Toezicht van kerkelijke instanties en wereldlijke overheden op openbare uitingen van groepen of individuen.
Het betreft de controle op voor publicatie bestemd drukwerk, toneel, film of brieven, met de bevoegdheid daaruit gedeelten te schrappen of te verbieden. Binnen vergaderingen van verenigingen en instellingen kan via disciplinaire straffen aan leden censuur worden opgelegd. Kerkelijke instanties leggen kerkelijke straffen op wanneer leden zich niet conformeren. Censuur vormt een inbreuk op de vrijheid van meningsuiting.
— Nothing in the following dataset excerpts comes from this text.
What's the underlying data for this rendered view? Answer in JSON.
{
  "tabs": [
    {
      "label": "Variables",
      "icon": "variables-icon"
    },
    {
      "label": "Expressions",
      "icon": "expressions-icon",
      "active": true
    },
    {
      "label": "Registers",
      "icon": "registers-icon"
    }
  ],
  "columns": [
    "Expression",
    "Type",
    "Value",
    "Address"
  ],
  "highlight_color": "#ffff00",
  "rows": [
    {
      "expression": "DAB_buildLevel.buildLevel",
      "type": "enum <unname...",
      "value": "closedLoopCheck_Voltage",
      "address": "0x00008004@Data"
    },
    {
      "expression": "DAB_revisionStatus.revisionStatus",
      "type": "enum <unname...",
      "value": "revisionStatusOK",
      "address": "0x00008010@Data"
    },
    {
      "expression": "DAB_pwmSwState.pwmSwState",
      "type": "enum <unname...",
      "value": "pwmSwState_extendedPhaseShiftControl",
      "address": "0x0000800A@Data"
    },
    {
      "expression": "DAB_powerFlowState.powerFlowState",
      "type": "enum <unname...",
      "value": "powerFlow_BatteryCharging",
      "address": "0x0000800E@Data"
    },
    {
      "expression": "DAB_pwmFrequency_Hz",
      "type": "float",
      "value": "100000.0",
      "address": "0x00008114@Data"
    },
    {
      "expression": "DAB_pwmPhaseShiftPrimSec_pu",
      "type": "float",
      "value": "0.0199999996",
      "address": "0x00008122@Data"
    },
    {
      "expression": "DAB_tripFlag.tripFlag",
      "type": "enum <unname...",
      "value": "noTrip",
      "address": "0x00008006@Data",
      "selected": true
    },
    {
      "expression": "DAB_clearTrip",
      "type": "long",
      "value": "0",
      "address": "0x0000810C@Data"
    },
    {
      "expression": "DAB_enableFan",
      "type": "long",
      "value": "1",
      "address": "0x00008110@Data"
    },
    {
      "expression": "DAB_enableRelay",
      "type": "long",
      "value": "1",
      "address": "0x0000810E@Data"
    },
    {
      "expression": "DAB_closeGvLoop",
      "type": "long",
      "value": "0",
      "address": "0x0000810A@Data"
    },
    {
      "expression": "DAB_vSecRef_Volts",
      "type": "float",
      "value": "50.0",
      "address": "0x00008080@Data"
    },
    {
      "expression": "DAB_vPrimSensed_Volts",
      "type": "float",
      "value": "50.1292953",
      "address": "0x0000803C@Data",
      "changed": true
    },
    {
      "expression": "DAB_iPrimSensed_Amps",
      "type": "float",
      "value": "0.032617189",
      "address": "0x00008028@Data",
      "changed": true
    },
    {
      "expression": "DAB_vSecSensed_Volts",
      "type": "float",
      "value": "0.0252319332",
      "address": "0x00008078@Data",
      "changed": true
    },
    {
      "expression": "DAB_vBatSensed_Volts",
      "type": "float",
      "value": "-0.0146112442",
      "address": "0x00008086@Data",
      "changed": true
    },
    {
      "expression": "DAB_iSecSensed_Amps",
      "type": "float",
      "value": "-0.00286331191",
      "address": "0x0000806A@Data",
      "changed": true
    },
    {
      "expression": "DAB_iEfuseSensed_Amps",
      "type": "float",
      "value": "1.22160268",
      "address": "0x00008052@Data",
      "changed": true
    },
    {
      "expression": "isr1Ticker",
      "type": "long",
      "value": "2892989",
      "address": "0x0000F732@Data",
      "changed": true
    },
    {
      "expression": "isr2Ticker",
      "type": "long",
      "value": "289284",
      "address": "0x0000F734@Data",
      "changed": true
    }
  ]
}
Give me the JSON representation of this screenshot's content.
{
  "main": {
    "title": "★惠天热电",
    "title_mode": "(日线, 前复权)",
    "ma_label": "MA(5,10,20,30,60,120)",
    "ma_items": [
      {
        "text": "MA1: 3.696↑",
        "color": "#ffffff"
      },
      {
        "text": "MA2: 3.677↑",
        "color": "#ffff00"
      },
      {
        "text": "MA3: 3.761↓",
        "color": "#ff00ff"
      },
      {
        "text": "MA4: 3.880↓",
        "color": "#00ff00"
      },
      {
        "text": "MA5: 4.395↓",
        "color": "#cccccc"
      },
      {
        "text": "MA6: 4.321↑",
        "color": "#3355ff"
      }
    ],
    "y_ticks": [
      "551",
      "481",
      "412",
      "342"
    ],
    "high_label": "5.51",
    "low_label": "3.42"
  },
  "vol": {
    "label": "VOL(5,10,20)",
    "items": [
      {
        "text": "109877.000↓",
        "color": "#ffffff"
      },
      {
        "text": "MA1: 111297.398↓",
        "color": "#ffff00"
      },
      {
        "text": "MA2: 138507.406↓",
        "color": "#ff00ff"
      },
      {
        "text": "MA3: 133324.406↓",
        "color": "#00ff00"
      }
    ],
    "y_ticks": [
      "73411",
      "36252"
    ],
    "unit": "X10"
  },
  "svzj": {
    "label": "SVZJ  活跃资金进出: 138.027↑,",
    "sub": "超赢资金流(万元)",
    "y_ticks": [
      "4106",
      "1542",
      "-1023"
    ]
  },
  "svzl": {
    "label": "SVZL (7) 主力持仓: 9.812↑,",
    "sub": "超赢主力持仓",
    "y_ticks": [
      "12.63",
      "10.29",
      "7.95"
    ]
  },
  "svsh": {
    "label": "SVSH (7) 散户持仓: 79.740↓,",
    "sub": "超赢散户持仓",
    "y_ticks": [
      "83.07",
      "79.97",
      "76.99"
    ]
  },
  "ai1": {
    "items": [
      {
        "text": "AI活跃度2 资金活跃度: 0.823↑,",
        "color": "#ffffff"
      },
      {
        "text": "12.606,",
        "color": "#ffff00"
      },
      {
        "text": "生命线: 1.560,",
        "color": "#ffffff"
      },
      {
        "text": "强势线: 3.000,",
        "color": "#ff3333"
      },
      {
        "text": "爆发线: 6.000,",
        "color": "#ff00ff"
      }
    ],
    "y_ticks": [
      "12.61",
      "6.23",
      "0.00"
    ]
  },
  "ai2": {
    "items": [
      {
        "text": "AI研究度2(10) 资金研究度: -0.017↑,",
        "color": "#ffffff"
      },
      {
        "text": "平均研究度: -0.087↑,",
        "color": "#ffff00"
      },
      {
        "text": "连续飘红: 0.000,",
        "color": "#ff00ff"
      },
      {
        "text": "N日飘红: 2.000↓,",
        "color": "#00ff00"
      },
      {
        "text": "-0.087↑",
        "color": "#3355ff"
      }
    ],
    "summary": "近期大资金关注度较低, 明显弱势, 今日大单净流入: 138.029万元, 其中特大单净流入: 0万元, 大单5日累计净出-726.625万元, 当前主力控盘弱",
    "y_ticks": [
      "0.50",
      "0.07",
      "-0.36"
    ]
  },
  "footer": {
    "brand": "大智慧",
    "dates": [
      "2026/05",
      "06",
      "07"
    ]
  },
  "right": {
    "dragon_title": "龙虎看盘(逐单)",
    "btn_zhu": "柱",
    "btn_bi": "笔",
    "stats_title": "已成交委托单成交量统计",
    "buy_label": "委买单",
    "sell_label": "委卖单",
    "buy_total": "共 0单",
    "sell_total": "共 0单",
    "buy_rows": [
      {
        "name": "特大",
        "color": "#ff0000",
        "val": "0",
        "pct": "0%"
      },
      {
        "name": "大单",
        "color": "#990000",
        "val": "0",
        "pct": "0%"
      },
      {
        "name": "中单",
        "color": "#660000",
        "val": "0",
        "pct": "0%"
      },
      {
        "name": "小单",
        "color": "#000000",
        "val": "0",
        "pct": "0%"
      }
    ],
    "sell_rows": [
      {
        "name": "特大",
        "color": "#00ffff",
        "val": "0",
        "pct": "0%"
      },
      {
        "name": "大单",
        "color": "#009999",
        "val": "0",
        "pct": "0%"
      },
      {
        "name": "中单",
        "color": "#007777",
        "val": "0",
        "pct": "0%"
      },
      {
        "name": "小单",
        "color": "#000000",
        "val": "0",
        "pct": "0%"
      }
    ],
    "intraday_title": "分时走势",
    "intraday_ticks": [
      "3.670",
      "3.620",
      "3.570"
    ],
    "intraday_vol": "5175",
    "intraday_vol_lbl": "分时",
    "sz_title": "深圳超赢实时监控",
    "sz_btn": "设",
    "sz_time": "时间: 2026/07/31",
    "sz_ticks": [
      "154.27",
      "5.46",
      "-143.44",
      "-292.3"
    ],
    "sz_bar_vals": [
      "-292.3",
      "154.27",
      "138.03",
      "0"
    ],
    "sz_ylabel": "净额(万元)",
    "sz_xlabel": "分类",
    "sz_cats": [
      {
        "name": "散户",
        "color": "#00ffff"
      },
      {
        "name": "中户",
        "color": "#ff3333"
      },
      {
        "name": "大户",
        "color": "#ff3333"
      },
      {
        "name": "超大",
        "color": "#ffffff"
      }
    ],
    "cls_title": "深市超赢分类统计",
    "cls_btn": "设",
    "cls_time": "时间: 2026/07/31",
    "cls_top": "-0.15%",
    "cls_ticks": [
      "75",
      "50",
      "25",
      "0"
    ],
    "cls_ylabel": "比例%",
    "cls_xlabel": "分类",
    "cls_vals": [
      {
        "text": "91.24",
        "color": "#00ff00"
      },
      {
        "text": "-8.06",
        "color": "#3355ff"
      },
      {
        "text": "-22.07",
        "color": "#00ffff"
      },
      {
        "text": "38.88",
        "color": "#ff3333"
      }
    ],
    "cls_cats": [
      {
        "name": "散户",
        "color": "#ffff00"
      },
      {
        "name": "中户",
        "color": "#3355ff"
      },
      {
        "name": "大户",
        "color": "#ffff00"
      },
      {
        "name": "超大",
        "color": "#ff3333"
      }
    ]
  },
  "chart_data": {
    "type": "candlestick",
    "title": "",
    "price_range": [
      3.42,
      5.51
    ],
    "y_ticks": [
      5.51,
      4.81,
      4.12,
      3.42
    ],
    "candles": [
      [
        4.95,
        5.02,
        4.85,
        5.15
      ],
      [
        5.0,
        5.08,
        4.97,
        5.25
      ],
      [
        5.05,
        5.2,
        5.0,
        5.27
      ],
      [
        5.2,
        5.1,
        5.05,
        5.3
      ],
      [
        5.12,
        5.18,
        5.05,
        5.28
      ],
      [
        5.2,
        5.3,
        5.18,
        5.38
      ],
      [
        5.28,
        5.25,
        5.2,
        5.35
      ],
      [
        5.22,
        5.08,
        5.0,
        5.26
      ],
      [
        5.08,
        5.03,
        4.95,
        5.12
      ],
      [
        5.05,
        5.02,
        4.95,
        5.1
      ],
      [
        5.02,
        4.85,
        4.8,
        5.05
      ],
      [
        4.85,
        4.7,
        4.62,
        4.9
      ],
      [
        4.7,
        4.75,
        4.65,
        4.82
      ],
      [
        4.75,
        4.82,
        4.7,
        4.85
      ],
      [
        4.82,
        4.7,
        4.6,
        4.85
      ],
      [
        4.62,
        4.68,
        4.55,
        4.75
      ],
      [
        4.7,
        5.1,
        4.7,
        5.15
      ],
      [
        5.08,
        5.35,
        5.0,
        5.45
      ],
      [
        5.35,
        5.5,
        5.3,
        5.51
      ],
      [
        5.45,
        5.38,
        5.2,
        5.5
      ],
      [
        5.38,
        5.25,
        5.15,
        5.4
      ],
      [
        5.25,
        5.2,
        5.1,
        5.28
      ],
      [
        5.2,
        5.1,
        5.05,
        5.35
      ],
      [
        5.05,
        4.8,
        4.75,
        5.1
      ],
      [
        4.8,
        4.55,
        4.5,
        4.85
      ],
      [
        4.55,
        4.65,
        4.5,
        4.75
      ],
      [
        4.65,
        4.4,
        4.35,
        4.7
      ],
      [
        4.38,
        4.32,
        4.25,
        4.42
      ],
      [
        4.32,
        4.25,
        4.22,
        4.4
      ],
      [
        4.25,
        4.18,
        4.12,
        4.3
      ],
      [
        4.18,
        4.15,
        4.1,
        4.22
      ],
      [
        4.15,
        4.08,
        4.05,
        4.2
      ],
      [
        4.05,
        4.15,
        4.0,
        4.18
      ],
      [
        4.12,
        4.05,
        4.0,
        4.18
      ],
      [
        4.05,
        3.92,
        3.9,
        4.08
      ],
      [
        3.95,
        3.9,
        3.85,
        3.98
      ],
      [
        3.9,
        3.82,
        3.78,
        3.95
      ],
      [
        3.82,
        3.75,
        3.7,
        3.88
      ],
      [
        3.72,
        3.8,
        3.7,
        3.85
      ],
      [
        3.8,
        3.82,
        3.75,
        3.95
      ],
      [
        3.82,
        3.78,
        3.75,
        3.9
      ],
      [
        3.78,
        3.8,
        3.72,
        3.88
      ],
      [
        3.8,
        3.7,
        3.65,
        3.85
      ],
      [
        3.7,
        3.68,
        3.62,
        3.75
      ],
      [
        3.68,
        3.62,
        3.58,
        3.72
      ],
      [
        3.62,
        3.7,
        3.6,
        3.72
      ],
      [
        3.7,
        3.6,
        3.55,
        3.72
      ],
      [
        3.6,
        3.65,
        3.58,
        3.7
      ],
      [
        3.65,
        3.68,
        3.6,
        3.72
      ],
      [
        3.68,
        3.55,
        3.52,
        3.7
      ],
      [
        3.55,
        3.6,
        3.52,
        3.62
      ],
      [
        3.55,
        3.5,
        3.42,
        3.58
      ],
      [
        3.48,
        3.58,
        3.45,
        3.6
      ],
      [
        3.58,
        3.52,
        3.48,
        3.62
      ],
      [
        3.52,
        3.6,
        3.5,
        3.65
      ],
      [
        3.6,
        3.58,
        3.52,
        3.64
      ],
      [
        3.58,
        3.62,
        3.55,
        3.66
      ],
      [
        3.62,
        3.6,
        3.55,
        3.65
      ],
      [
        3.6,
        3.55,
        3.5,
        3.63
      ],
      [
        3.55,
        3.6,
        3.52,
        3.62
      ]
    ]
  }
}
Ten aanzien van perscensuur probeerden overheden en kerk in Fryslân sinds de uitvinding van de drukpers grip te krijgen op het drukkersbedrijf en de boekhandel en -verkoop. Daartoe werden preventieve (controle op geschriften vooraf) en repressieve (na verschijning) censuurmaatregelen opgesteld. Karel V vaardigde in 1521 het eerste censuurplakkaat uit, dat onder meer alle boeken van Maarten Luther verbood. Tijdens de Republiek bepaalden Gedeputeerde Staten en de Staten van Friesland het perscensuurbeleid in Fryslân, daarbij geadviseerd door Franeker hoogleraren en kerkelijke adviescommissies. Naast enkele politieke geschriften, zoals de vertaling van Voltaires Traité sur la tolerance (1765), verboden zij vooral religieuze geschriften waaronder ook Balthasar Bekkers Vaste Spijse der Volmaekten (1671). Drukkers en boekverkopers kregen meestal geldboetes opgelegd en boeken werden in beslag genomen. Tijdens de Bataafs-Franse tijd werden drukkers en boekverkopers ondanks de afkondigde vrijheid van drukpers in 1798 gecontroleerd. Toen Fryslân onderdeel werd van het keizerrijk van Napoleon (1810-1813) gold (net als later tijdens de Tweede Wereldoorlog) een nationaal preventief censuurbeleid. Bij de grondwetswijziging van 1848 werd persvrijheid opgenomen in de Nederlandse grondwet (tegenwoordig artikel 7).
Zie: Mathijsen, M., e.a., (red.), Boeken onder druk (2011) 59-74: Postma, H., ‘Perscensuur in Friesland in de zeventiende eeuw', DVF LXXXIV (2004) 133-158.